I know it will be different. I guess it needs to be.
I love him but I dont know if I will ever love him as much.
I think you will be capable, if you choose, of loving him more.
I respect him but I dont know if I will ever respect him as much as I did before all of this.
If he takes takes the opportunity to grow from this crisis, then he could come out of this situation a person truly deserving of your respect.
I need him but not as much as I did before. I dont know if this is how it will be or if this is just how it is for now. Its sad.
I believe you will find great joy in embracing your strength, courage and ability to stand on your own. You just demonstrated great courage in the face of tremendous difficulty.

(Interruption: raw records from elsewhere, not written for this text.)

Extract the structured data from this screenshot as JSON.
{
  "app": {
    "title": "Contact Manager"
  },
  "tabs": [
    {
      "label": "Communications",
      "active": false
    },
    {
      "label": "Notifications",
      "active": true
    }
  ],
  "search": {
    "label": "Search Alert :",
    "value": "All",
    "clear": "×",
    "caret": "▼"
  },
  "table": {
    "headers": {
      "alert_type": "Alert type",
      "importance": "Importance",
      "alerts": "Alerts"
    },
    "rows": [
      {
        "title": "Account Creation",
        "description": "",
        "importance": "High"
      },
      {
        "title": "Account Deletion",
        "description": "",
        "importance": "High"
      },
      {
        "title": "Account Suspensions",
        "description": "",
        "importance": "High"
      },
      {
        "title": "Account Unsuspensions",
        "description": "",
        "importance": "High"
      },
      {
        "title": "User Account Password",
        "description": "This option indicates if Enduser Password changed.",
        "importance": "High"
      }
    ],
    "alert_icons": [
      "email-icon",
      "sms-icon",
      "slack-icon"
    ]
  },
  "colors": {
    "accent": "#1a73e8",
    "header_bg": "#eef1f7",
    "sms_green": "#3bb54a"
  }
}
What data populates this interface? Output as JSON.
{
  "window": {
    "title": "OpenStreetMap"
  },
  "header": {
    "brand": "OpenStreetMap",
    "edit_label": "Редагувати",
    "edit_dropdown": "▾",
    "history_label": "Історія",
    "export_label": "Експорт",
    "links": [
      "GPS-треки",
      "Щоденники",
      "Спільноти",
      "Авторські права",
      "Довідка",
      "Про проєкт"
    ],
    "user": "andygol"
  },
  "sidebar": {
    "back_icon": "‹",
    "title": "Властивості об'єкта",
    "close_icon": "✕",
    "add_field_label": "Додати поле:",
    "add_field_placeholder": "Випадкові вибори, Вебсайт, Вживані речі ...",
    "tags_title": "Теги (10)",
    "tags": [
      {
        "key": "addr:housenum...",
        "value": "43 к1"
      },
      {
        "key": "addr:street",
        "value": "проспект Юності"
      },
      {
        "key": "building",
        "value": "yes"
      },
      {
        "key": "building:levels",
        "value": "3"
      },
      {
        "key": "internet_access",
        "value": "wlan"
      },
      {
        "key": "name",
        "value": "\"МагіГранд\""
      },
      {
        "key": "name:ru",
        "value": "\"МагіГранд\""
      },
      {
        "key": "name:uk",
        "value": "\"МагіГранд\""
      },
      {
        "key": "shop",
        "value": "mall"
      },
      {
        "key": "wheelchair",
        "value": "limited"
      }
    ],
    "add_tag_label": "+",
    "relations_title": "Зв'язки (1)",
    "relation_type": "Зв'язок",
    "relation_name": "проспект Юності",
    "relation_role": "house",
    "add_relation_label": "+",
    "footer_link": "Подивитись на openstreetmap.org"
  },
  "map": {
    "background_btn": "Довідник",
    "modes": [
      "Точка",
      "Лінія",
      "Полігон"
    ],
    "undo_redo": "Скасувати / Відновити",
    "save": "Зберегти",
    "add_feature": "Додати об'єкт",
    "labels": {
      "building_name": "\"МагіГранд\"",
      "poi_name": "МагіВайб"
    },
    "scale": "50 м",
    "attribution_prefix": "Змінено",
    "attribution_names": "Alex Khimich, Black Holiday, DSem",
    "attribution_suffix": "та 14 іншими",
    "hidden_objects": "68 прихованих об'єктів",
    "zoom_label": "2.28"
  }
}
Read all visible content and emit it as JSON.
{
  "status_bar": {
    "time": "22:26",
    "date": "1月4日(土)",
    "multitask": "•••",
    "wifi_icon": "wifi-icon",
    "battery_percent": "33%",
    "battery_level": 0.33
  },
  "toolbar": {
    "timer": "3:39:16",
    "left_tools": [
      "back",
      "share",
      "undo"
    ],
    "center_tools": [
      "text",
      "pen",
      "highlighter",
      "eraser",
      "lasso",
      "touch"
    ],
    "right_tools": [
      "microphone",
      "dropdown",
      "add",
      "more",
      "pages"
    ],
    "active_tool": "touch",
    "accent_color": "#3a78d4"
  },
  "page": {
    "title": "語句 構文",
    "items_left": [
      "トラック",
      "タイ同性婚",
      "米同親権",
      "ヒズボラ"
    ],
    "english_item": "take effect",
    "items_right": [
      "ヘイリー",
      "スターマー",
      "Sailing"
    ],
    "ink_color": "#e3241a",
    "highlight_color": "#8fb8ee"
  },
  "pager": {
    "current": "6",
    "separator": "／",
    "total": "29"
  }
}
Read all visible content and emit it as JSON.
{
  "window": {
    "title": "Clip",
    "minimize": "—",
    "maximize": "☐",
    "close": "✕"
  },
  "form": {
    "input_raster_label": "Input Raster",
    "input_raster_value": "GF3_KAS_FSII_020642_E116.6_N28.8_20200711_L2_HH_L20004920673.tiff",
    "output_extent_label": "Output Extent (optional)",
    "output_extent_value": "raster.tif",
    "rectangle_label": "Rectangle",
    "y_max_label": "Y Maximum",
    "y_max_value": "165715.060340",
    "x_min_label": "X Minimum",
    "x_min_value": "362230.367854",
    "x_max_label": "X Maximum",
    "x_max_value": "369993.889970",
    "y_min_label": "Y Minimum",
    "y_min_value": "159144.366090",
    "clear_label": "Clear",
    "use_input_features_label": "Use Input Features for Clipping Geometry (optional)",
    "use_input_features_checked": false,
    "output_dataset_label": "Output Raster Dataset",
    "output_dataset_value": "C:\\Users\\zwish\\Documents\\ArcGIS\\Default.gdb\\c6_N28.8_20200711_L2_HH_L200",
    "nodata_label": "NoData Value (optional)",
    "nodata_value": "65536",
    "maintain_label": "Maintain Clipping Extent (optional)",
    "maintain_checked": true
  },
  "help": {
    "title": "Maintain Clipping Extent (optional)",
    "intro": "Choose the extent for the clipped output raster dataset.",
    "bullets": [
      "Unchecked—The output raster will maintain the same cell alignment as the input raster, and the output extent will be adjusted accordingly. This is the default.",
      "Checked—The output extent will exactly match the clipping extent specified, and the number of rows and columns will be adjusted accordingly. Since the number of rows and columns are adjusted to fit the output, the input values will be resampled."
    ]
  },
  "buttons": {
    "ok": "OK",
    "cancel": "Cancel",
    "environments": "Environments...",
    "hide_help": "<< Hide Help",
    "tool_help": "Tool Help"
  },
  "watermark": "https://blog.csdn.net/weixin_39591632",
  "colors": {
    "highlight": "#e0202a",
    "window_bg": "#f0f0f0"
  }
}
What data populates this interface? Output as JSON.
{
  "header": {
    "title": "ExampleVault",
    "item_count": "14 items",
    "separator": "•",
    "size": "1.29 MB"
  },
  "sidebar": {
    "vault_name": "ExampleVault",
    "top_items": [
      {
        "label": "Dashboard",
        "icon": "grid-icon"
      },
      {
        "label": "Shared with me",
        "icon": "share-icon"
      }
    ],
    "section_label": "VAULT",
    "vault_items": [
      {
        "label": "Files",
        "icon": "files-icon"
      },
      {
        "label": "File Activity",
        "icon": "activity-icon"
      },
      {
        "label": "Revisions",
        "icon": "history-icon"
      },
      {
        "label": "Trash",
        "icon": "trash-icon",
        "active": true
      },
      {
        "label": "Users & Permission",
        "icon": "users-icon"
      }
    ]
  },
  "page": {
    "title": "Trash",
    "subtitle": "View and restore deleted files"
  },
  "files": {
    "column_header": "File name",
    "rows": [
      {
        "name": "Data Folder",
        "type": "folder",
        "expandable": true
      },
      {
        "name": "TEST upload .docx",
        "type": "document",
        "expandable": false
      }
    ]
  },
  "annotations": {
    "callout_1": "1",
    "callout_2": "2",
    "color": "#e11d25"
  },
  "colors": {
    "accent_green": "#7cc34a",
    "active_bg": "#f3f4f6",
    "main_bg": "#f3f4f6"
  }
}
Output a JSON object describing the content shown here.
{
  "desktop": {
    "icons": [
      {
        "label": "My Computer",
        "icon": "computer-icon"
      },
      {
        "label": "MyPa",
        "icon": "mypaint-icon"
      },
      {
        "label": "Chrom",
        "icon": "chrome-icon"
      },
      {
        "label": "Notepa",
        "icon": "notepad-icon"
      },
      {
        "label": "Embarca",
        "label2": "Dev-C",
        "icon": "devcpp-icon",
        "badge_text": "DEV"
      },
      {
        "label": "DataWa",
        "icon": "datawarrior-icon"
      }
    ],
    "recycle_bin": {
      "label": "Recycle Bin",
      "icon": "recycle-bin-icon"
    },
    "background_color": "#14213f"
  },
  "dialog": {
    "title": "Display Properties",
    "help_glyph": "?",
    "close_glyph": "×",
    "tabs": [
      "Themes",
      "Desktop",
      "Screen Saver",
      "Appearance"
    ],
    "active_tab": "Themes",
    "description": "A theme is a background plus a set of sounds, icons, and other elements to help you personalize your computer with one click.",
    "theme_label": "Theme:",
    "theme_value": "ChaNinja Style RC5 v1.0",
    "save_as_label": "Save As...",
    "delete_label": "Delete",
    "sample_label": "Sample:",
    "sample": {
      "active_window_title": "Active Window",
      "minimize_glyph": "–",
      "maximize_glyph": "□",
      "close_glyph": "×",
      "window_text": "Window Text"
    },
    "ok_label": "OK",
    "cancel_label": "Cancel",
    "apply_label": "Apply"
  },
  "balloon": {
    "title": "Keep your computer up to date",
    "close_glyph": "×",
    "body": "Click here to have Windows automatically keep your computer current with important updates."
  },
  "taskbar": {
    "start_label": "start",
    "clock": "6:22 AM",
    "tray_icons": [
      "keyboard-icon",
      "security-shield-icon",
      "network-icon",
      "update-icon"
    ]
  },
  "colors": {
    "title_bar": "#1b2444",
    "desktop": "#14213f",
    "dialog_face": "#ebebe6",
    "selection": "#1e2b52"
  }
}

I don't need my wife, but I love her profoundly. She would say the same thing.
"Need" is a smothering state that stands in the way of real intimacy.
I now know that I can never fully and blindly trust him.
You risked by loving your husband and he betrayed you. You survived. I know you would never want to experience that betrayal again, but you now know you can handle it.
This risk is the price of true intimacy.
I think he knows in his head what he has done and he has his own pain from that but I dont think a WS can ever fully digest the severity of the injury they have inflicted.
I understand this comment. I have experienced a number of profound losses. Each of them has caused an awakening of some dormant part of myself for which I am thankful.
I have learned alot of things from this so far. But 2 things stand out. The first is, I gave too much. I gave more than I could afford to lose and that wont be repeated. The second is, I love him way more than even I knew. I hope he can feel that.
When you say you gave too much, I don't understand. You survived the loss - so maybe you could in fact afford to lose it.
I would encourage you to write down (for yourself) all the things you love about your husband. When you are done, look at the list and check off the items that describe you. Make another list of the things you think you lack and then work on yourself to make those characteristics a part of you too. True intimacy starts by being intimate with oneself.